Surge el llamado "Chacal" que viola niñas.
Un hijo asesina a sus padres. Un Jovencito asesina a su amigo de una puñalada en la calle Morelos, en una noche de copas. Un padre, lleva a sus hijos al circo y cuando salen de ahí, los lleva al cerro por Trinity y los mata. Mas antros de vicio, mas alcohol. Por esos años Monclova es declarada la ciudad con mas consumo de cerveza en el mundo. Comienza la venta de drogas, muy encubierto, muy sigilosamente, como un cáncer sordo, se apodera del organismo de la ciudad.
La tranquilidad se pierde.
La capacidad de asombro... También.
Para estas fechas, Hay turbulencia. LA VIDA YA NOS CAMBIO.
La vorágine de sucesos que alteran, causan insomnio.
La gente ya no duerme con las ventanas abiertas de par en par. Desaparecen periodistas. Desaparecen personas comunes.
Hace dos años ya, desapareció un amigo de mi hija, un muchacho estudioso y trabajador que no se metia con nadie. Aun en su cuenta de facebook sus familiares le piden regresar.

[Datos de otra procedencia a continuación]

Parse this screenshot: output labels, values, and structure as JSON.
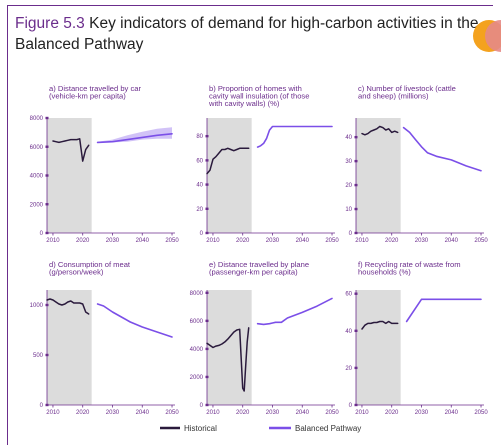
{
  "figure": {
    "number": "Figure 5.3",
    "title": "Key indicators of demand for high-carbon activities in the Balanced Pathway"
  },
  "colors": {
    "historical": "#2a1a3c",
    "balanced": "#7b4fe8",
    "band": "#dcdcdc",
    "axis": "#6b2d8c"
  },
  "legend": [
    {
      "label": "Historical",
      "key": "historical"
    },
    {
      "label": "Balanced Pathway",
      "key": "balanced"
    }
  ],
  "chart_data": [
    {
      "type": "line",
      "title_lines": [
        "a) Distance travelled by car",
        "(vehicle-km per capita)"
      ],
      "xlim": [
        2008,
        2051
      ],
      "ylim": [
        0,
        8000
      ],
      "xticks": [
        2010,
        2020,
        2030,
        2040,
        2050
      ],
      "yticks": [
        0,
        2000,
        4000,
        6000,
        8000
      ],
      "ytick_labels": [
        "0",
        "2000",
        "4000",
        "6000",
        "8000"
      ],
      "historical_end": 2023,
      "range_band": {
        "x": [
          2025,
          2030,
          2035,
          2040,
          2045,
          2050
        ],
        "low": [
          6300,
          6300,
          6350,
          6500,
          6550,
          6550
        ],
        "high": [
          6350,
          6500,
          6800,
          7050,
          7250,
          7350
        ]
      },
      "series": [
        {
          "name": "Historical",
          "key": "historical",
          "x": [
            2010,
            2011,
            2012,
            2013,
            2014,
            2015,
            2016,
            2017,
            2018,
            2019,
            2020,
            2021,
            2022
          ],
          "y": [
            6400,
            6350,
            6300,
            6350,
            6400,
            6450,
            6500,
            6500,
            6500,
            6550,
            5000,
            5800,
            6100
          ]
        },
        {
          "name": "Balanced Pathway",
          "key": "balanced",
          "x": [
            2025,
            2030,
            2035,
            2040,
            2045,
            2050
          ],
          "y": [
            6300,
            6350,
            6500,
            6650,
            6800,
            6900
          ]
        }
      ]
    },
    {
      "type": "line",
      "title_lines": [
        "b) Proportion of homes with",
        "cavity wall insulation (of those",
        "with cavity walls) (%)"
      ],
      "xlim": [
        2008,
        2051
      ],
      "ylim": [
        0,
        95
      ],
      "xticks": [
        2010,
        2020,
        2030,
        2040,
        2050
      ],
      "yticks": [
        0,
        20,
        40,
        60,
        80
      ],
      "ytick_labels": [
        "0",
        "20",
        "40",
        "60",
        "80"
      ],
      "historical_end": 2023,
      "series": [
        {
          "name": "Historical",
          "key": "historical",
          "x": [
            2008,
            2009,
            2010,
            2011,
            2012,
            2013,
            2014,
            2015,
            2016,
            2017,
            2018,
            2019,
            2020,
            2021,
            2022
          ],
          "y": [
            49,
            52,
            61,
            63,
            66,
            69,
            69,
            70,
            69,
            68,
            69,
            70,
            70,
            70,
            70
          ]
        },
        {
          "name": "Balanced Pathway",
          "key": "balanced",
          "x": [
            2025,
            2026,
            2027,
            2028,
            2029,
            2030,
            2035,
            2040,
            2045,
            2050
          ],
          "y": [
            71,
            72,
            74,
            78,
            85,
            88,
            88,
            88,
            88,
            88
          ]
        }
      ]
    },
    {
      "type": "line",
      "title_lines": [
        "c) Number of livestock (cattle",
        "and sheep) (millions)"
      ],
      "xlim": [
        2008,
        2051
      ],
      "ylim": [
        0,
        48
      ],
      "xticks": [
        2010,
        2020,
        2030,
        2040,
        2050
      ],
      "yticks": [
        0,
        10,
        20,
        30,
        40
      ],
      "ytick_labels": [
        "0",
        "10",
        "20",
        "30",
        "40"
      ],
      "historical_end": 2023,
      "series": [
        {
          "name": "Historical",
          "key": "historical",
          "x": [
            2010,
            2011,
            2012,
            2013,
            2014,
            2015,
            2016,
            2017,
            2018,
            2019,
            2020,
            2021,
            2022
          ],
          "y": [
            41.5,
            41,
            41.5,
            42.5,
            43,
            43.5,
            44.5,
            44,
            43,
            43.5,
            42,
            42.5,
            42
          ]
        },
        {
          "name": "Balanced Pathway",
          "key": "balanced",
          "x": [
            2024,
            2026,
            2028,
            2030,
            2032,
            2035,
            2040,
            2045,
            2050
          ],
          "y": [
            44,
            42,
            39,
            36,
            33.5,
            32,
            30.5,
            28,
            26
          ]
        }
      ]
    },
    {
      "type": "line",
      "title_lines": [
        "d) Consumption of meat",
        "(g/person/week)"
      ],
      "xlim": [
        2008,
        2051
      ],
      "ylim": [
        0,
        1150
      ],
      "xticks": [
        2010,
        2020,
        2030,
        2040,
        2050
      ],
      "yticks": [
        0,
        500,
        1000
      ],
      "ytick_labels": [
        "0",
        "500",
        "1000"
      ],
      "historical_end": 2023,
      "series": [
        {
          "name": "Historical",
          "key": "historical",
          "x": [
            2008,
            2009,
            2010,
            2011,
            2012,
            2013,
            2014,
            2015,
            2016,
            2017,
            2018,
            2019,
            2020,
            2021,
            2022
          ],
          "y": [
            1050,
            1060,
            1050,
            1030,
            1010,
            1000,
            1010,
            1030,
            1040,
            1020,
            1020,
            1020,
            1010,
            930,
            910
          ]
        },
        {
          "name": "Balanced Pathway",
          "key": "balanced",
          "x": [
            2025,
            2027,
            2030,
            2033,
            2036,
            2040,
            2045,
            2050
          ],
          "y": [
            1010,
            990,
            930,
            880,
            830,
            780,
            730,
            680
          ]
        }
      ]
    },
    {
      "type": "line",
      "title_lines": [
        "e) Distance travelled by plane",
        "(passenger-km per capita)"
      ],
      "xlim": [
        2008,
        2051
      ],
      "ylim": [
        0,
        8200
      ],
      "xticks": [
        2010,
        2020,
        2030,
        2040,
        2050
      ],
      "yticks": [
        0,
        2000,
        4000,
        6000,
        8000
      ],
      "ytick_labels": [
        "0",
        "2000",
        "4000",
        "6000",
        "8000"
      ],
      "historical_end": 2023,
      "series": [
        {
          "name": "Historical",
          "key": "historical",
          "x": [
            2008,
            2009,
            2010,
            2011,
            2012,
            2013,
            2014,
            2015,
            2016,
            2017,
            2018,
            2019,
            2020,
            2020.5,
            2021,
            2021.5,
            2022
          ],
          "y": [
            4400,
            4250,
            4100,
            4200,
            4250,
            4350,
            4500,
            4700,
            4950,
            5200,
            5350,
            5400,
            1200,
            1000,
            2800,
            4500,
            5500
          ]
        },
        {
          "name": "Balanced Pathway",
          "key": "balanced",
          "x": [
            2025,
            2027,
            2029,
            2030,
            2031,
            2033,
            2035,
            2040,
            2045,
            2050
          ],
          "y": [
            5800,
            5750,
            5800,
            5850,
            5900,
            5900,
            6200,
            6600,
            7050,
            7600
          ]
        }
      ]
    },
    {
      "type": "line",
      "title_lines": [
        "f) Recycling rate of waste from",
        "households (%)"
      ],
      "xlim": [
        2008,
        2051
      ],
      "ylim": [
        0,
        62
      ],
      "xticks": [
        2010,
        2020,
        2030,
        2040,
        2050
      ],
      "yticks": [
        0,
        20,
        40,
        60
      ],
      "ytick_labels": [
        "0",
        "20",
        "40",
        "60"
      ],
      "historical_end": 2023,
      "series": [
        {
          "name": "Historical",
          "key": "historical",
          "x": [
            2010,
            2011,
            2012,
            2013,
            2014,
            2015,
            2016,
            2017,
            2018,
            2019,
            2020,
            2021,
            2022
          ],
          "y": [
            41,
            43,
            44,
            44,
            44.5,
            44.5,
            45,
            45,
            44,
            45,
            44,
            44,
            44
          ]
        },
        {
          "name": "Balanced Pathway",
          "key": "balanced",
          "x": [
            2025,
            2030,
            2035,
            2040,
            2045,
            2050
          ],
          "y": [
            45,
            57,
            57,
            57,
            57,
            57
          ]
        }
      ]
    }
  ]
}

Las familias procuran no salir de noche. Los muchachos salen a divertirse con temor a lo que suceda. Van a las ESCUELAS, con temor , y los padres nos quedamos rezando que regresen con bien. Como el dia de hoy, con la golpiza y apuñalamiento de un estudiante del Conalep. Mi hija estaba ahí.

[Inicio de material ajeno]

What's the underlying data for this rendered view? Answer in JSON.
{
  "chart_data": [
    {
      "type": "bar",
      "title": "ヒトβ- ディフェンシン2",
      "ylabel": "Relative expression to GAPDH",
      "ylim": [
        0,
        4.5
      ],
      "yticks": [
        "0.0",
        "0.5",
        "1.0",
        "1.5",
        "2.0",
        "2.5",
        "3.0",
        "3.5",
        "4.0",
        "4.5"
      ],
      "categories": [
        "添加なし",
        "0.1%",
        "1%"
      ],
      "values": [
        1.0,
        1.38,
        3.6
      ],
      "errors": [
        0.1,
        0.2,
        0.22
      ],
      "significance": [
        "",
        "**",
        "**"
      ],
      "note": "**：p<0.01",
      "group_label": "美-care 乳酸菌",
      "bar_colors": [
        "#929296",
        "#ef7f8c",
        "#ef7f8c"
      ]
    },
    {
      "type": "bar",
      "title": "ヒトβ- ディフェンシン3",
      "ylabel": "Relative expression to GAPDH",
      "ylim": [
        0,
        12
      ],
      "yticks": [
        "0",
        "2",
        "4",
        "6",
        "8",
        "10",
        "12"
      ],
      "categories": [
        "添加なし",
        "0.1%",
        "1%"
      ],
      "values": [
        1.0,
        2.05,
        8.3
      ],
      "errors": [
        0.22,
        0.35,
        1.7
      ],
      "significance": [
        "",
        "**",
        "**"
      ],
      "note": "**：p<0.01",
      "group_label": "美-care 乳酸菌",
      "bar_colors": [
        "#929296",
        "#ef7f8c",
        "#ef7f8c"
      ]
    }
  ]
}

Estamos aprendiendo a vivir así... A la defensiva. Cuidando a nuestros hijos y cuidándonos de todo y de todos.
Finalmente... SOLO QUEREMOS VIVIR.
Pero, tendríamos que acostumbrarnos a esto? A escondernos, a estar tras las rejas nosotros en lugar de los delincuentes, de los maleantes, de los jovenzuelos que piensan que tienen derecho a disponer de los cuerpos y las vidas del resto de las personas?. Enque fallamos?? Porque estos jóvenes que golpearon a Luis, son hijos de alguien. Algo fallo en esa comunicación.
No deberíamos acostumbrarnos. No deberíamos conformarnos, y solo llorar y rezar. Pero solo soy una.

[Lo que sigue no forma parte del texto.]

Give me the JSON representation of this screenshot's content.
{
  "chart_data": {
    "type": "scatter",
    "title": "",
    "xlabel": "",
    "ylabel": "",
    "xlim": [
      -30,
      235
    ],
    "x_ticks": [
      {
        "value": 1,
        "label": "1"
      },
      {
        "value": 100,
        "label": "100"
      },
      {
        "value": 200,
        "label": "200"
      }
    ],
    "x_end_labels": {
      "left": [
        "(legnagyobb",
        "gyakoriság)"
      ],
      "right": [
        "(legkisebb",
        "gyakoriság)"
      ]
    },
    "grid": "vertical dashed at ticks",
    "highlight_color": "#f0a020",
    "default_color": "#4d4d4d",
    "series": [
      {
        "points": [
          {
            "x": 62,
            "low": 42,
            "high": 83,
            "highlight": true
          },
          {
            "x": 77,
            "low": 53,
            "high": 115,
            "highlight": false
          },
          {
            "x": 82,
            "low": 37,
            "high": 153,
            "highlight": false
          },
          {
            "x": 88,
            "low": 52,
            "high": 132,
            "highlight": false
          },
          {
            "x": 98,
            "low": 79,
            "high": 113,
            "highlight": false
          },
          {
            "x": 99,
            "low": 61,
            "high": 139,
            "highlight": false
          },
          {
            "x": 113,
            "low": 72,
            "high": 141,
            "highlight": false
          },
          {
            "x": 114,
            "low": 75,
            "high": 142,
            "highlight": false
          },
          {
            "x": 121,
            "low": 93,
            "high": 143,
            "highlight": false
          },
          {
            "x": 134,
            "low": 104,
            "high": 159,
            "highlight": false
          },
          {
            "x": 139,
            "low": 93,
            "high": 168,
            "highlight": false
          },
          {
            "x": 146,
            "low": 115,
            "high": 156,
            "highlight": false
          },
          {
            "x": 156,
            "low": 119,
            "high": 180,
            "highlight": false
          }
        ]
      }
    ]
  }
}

Yo se que es iluso pensar que recuperaremos nuestra Monclova como era hace cuarenta años.Las circunstancias y las personas no son las mismas. No quiero de nuevo esa Monclova. pero quiero una ciudad donde mis hijos no teman salir a la tienda, o ir a la escuela. Y con tanto crimen (con más de 40 mil homicidios ocurridos en México desde que el Presidente FELIPE CALDERON activó la guerra contra el crimen organizado), hemos perdido total capacidad de asombro?. Espero y deseo que no. Y mi rezo no es para que deje de haber gente mala, sino para que la gente buena haga algo, para remediarlo……

Por: Alejandra Sanchez Cruz Monclova ES BELLA

1 comentario:

Anónimo dijo...

La mejor foto del centro de Monclova, Coahuila, que he visto publicada.Saludos.